VI. BGH, Beschluss vom 14. Januar 2014 – 4 StR 453/13
Das gezielte Anfahren einer auf einem Motorrad vorausfahrenden Person mit einem Kraftfahrzeug stellt nur dann eine gefährliche Körperverletzung unter Einsatz eines anderen gefährlichen Werkzeugs i.S.d. § 224 Abs. 1 Nr. 1 StGB dar, wenn bei dem Opfer nicht erst durch den anschließenden Sturz, sondern bereits durch den Zusammenstoß selbst eine nicht unerhebliche Beeinträchtigung des körperlichen Wohlbefindens und damit eine körperliche Misshandlung ausgelöst worden ist. Erst infolge des anschließenden Sturzes erlittene Verletzungen, die nicht auf den unmittelbaren Kontakt zwischen Kraftfahrzeug und Körper zurückzuführen sind, können dagegen für sich allein die Beurteilung als gefährliche Körperverletzung nach §224 Abs.1 Nr.2 StGB nicht tragen (ständige Rspr. des Senats).
VII. BGH, Beschluss vom 15. Januar 2014 – 4 StR 509/13
Der Schuss des Täters mit einer mit Schrotpatronen geladenen Pumpgun in das rechte Knie des Opfers, welcher dazu führt, dass dem Geschädigten dauerhaft keine schweren körperlichen Belastungen, sondern nur noch sitzende Tätigkeiten möglich sein werden und eine Minderung der Erwerbstätigkeit von 30 % besteht, stellt keine schwere Körperverletzung gemäß § 226 Abs. 1 Nr. 2 Alt. 2 StGB dar. Denn die Gebrauchsfähigkeit des rechten Beins ist damit nicht derartig stark eingeschränkt, dass sie dem vollständigen Verlust eines wichtigen Gliedes nach der 1. Alt. der Regelung gleichgestellt werden kann.

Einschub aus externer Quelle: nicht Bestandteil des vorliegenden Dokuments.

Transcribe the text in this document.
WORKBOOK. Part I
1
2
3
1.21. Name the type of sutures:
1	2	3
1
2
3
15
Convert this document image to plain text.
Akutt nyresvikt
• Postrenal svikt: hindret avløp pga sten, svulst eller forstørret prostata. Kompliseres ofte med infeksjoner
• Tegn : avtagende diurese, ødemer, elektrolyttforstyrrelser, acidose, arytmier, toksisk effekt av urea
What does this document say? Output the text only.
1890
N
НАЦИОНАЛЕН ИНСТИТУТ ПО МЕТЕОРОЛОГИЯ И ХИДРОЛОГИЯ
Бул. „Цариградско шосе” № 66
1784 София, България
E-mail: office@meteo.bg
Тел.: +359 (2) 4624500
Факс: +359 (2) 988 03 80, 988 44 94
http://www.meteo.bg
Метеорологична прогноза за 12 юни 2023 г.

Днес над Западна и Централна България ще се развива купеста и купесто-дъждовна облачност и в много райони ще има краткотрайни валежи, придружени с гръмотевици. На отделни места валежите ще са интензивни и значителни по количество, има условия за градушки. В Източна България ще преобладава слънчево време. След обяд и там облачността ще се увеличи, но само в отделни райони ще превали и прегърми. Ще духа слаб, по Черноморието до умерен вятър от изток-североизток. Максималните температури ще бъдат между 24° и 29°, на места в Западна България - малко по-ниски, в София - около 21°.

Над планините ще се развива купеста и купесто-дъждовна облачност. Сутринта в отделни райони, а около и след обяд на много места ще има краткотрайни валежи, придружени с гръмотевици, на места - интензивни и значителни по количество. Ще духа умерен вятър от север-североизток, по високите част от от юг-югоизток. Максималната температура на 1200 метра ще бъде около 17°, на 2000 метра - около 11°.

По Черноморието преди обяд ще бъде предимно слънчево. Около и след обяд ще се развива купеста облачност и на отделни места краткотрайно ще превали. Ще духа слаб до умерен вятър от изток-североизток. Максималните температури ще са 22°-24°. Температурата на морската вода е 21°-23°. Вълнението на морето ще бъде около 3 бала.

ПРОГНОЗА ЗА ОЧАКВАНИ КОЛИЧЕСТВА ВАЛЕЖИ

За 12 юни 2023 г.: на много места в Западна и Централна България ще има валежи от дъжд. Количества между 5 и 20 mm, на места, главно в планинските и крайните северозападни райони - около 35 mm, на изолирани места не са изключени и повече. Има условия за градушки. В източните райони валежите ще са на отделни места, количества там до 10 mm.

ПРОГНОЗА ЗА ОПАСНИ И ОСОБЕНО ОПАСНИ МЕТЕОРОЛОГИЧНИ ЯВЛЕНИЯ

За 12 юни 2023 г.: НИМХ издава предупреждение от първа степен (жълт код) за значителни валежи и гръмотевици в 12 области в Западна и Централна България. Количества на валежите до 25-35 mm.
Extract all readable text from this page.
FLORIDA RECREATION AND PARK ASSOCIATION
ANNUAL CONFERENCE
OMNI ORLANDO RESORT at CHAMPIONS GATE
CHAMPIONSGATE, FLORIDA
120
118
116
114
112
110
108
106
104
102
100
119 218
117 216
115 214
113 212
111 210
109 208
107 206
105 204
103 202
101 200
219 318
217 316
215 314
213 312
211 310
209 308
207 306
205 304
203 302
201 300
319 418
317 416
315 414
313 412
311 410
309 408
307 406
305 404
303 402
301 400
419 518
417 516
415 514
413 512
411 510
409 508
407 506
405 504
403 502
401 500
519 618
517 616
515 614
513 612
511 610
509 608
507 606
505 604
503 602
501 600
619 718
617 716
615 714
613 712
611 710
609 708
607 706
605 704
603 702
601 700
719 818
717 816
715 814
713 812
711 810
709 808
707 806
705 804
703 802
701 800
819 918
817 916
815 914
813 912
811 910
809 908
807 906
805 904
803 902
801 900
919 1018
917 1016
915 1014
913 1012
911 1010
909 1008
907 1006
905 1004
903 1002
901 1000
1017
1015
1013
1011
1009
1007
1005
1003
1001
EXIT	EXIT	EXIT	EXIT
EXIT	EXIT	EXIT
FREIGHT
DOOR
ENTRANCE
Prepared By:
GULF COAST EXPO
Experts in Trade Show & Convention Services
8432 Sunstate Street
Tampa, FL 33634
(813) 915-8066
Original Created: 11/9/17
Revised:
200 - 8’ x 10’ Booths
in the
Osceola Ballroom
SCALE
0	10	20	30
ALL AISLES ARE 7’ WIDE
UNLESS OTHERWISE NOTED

VIII. BGH, Beschluss vom 16. Januar 2014 – 1 StR 389/13
Zur Abgrenzung zwischen eigenverantwortlicher Selbstgefährdung und strafbarer Körperverletzung mit Todesfolge bzw. fahrlässiger Tötung bei einem Arzt, der drogenabhängigen Patienten opiathaltige Schmerzpflaster ohne genaue Untersuchung verschrieb, wobei zwei Patienten aufgrund sich missbräuchlich selbst intravenös verabreichter Überdosen der aus den Pflastern ausgekochten Opiate verstarben (unbedingt anschauen!!!).
IX. BGH, Urteil vom 22. Januar 2014 – 5 StR 468/12
Zu den Anforderungen an eine Beihilfe bei berufstypischen Handlungen (hier: professionelle Einziehung von Forderungen durch den Geschäftsführer eines Finanzdienstleistungsunternehmens, die betrügerischen Machenschaften der Auftraggeber entstammten).